Consider the Back online example. When Alice came back online, she had to send 6 events from herself and Elsa to the server, and receive from the server Bob's 3 events. Even though her events might be saved already, for the purpose of ordering the logs they can only be removed from a stage after the next stage shows it in the correct order.
TODO: remove events when incorporated into app state to keep it small.
One for in-memory only events if this application will write events, plus one for each persistent log you have.
TODO: watch atom, check last op, make own save fns that ensure idempotency
TODO: hard, considerations below
stop syncing, make a new MSQ without that stage, start listening to the stages again? -no, this loses the events in that stage, can't read them... need some kind of cache in local if we never want to lose them -same problem as restart and stage is gone -even for the purpose of own events sync, you will lose events like this... maybe keep recording of which hit the last stage?
drain then restart?
- then just back to generic problem on reload if a stage is gone
- stage cache makes more sense then
maybe no restart at all, just backed up stuff?

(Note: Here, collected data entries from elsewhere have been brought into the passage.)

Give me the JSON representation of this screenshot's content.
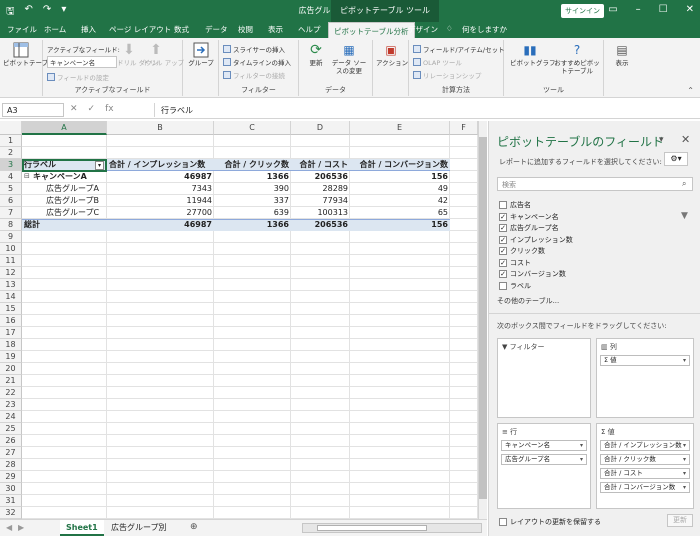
{
  "window": {
    "title": "広告グループ別.xlsx - Excel",
    "context_tool": "ピボットテーブル ツール",
    "signin": "サインイン",
    "qat": [
      "保存",
      "元に戻す",
      "やり直し"
    ]
  },
  "tabs": [
    "ファイル",
    "ホーム",
    "挿入",
    "ページ レイアウト",
    "数式",
    "データ",
    "校閲",
    "表示",
    "ヘルプ",
    "ピボットテーブル分析",
    "デザイン",
    "何をしますか"
  ],
  "ribbon": {
    "pivot": {
      "btn": "ピボットテーブル"
    },
    "active_field": {
      "label": "アクティブなフィールド:",
      "value": "キャンペーン名",
      "settings": "フィールドの設定",
      "drill_down": "ドリル ダウン",
      "drill_up": "ドリル アップ",
      "group_label": "アクティブなフィールド"
    },
    "group": {
      "btn": "グループ"
    },
    "filter": {
      "slicer": "スライサーの挿入",
      "timeline": "タイムラインの挿入",
      "conn": "フィルターの接続",
      "group_label": "フィルター"
    },
    "data": {
      "refresh": "更新",
      "source": "データ ソースの変更",
      "group_label": "データ"
    },
    "action": {
      "btn": "アクション"
    },
    "calc": {
      "fields": "フィールド/アイテム/セット",
      "olap": "OLAP ツール",
      "rel": "リレーションシップ",
      "group_label": "計算方法"
    },
    "tools": {
      "chart": "ピボットグラフ",
      "recommended": "おすすめピボットテーブル",
      "group_label": "ツール"
    },
    "show": {
      "btn": "表示"
    }
  },
  "formula": {
    "namebox": "A3",
    "value": "行ラベル",
    "fx": "fx"
  },
  "columns": [
    "A",
    "B",
    "C",
    "D",
    "E",
    "F"
  ],
  "rows": [
    "1",
    "2",
    "3",
    "4",
    "5",
    "6",
    "7",
    "8",
    "9",
    "10",
    "11",
    "12",
    "13",
    "14",
    "15",
    "16",
    "17",
    "18",
    "19",
    "20",
    "21",
    "22",
    "23",
    "24",
    "25",
    "26",
    "27",
    "28",
    "29",
    "30",
    "31",
    "32"
  ],
  "pivot": {
    "headers": [
      "行ラベル",
      "合計 / インプレッション数",
      "合計 / クリック数",
      "合計 / コスト",
      "合計 / コンバージョン数"
    ],
    "rows": [
      {
        "label": "キャンペーンA",
        "values": [
          "46987",
          "1366",
          "206536",
          "156"
        ]
      },
      {
        "label": "広告グループA",
        "values": [
          "7343",
          "390",
          "28289",
          "49"
        ]
      },
      {
        "label": "広告グループB",
        "values": [
          "11944",
          "337",
          "77934",
          "42"
        ]
      },
      {
        "label": "広告グループC",
        "values": [
          "27700",
          "639",
          "100313",
          "65"
        ]
      },
      {
        "label": "総計",
        "values": [
          "46987",
          "1366",
          "206536",
          "156"
        ]
      }
    ]
  },
  "sheet_tabs": [
    "Sheet1",
    "広告グループ別"
  ],
  "pane": {
    "title": "ピボットテーブルのフィールド",
    "subtitle": "レポートに追加するフィールドを選択してください:",
    "search_placeholder": "検索",
    "fields": [
      {
        "name": "広告名",
        "checked": false
      },
      {
        "name": "キャンペーン名",
        "checked": true
      },
      {
        "name": "広告グループ名",
        "checked": true
      },
      {
        "name": "インプレッション数",
        "checked": true
      },
      {
        "name": "クリック数",
        "checked": true
      },
      {
        "name": "コスト",
        "checked": true
      },
      {
        "name": "コンバージョン数",
        "checked": true
      },
      {
        "name": "ラベル",
        "checked": false
      }
    ],
    "more_tables": "その他のテーブル...",
    "drag_hint": "次のボックス間でフィールドをドラッグしてください:",
    "areas": {
      "filters": "フィルター",
      "columns": "列",
      "rows": "行",
      "values": "値"
    },
    "columns_items": [
      "Σ 値"
    ],
    "rows_items": [
      "キャンペーン名",
      "広告グループ名"
    ],
    "values_items": [
      "合計 / インプレッション数",
      "合計 / クリック数",
      "合計 / コスト",
      "合計 / コンバージョン数"
    ],
    "defer": "レイアウトの更新を保留する",
    "update": "更新"
  }
}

- then you just have the reload problem
maybe do nothing, just infinite lag?
cache on further stages also ensures on load you see everything right
- if caches are busted, then maybe you have a problem
- but that's actually the real problem, that losing any data is bad, and the answer is not to duplicate it further
failover can just mean that stage auto-promotes to next stage via the subs itself
- e.g. any write to it just shows up on its sub, thus moving it to the next stage
need to figure out better model of thinking about subs to prevent complicated problems on intermediate stages not having some events
TODO: possible for concurrent clients to be sending events on weird cadence? think not, bake into test, maybe make invariant TODO: log should not show repeats anyway
TODO: API denied save in a non-recoverable manner, tricky case
TODO: generative tests, previous event tracking
intermediate stage subs needs to start at the first event that's not on subsequent stages
- otherwise you can run into cases where you're waiting for subsequent subs to tell you something is there, but that will never happen
- principle is sub needs to start at last unseen event from further stages
- also some considerations here of when to clear the local caches for non-local stages (i.e. when SOT gives you a new starting point)
The specific semantics of how events are saved and retrieved are up to your code. You can batch operations as long as you end up calling the MSQ API.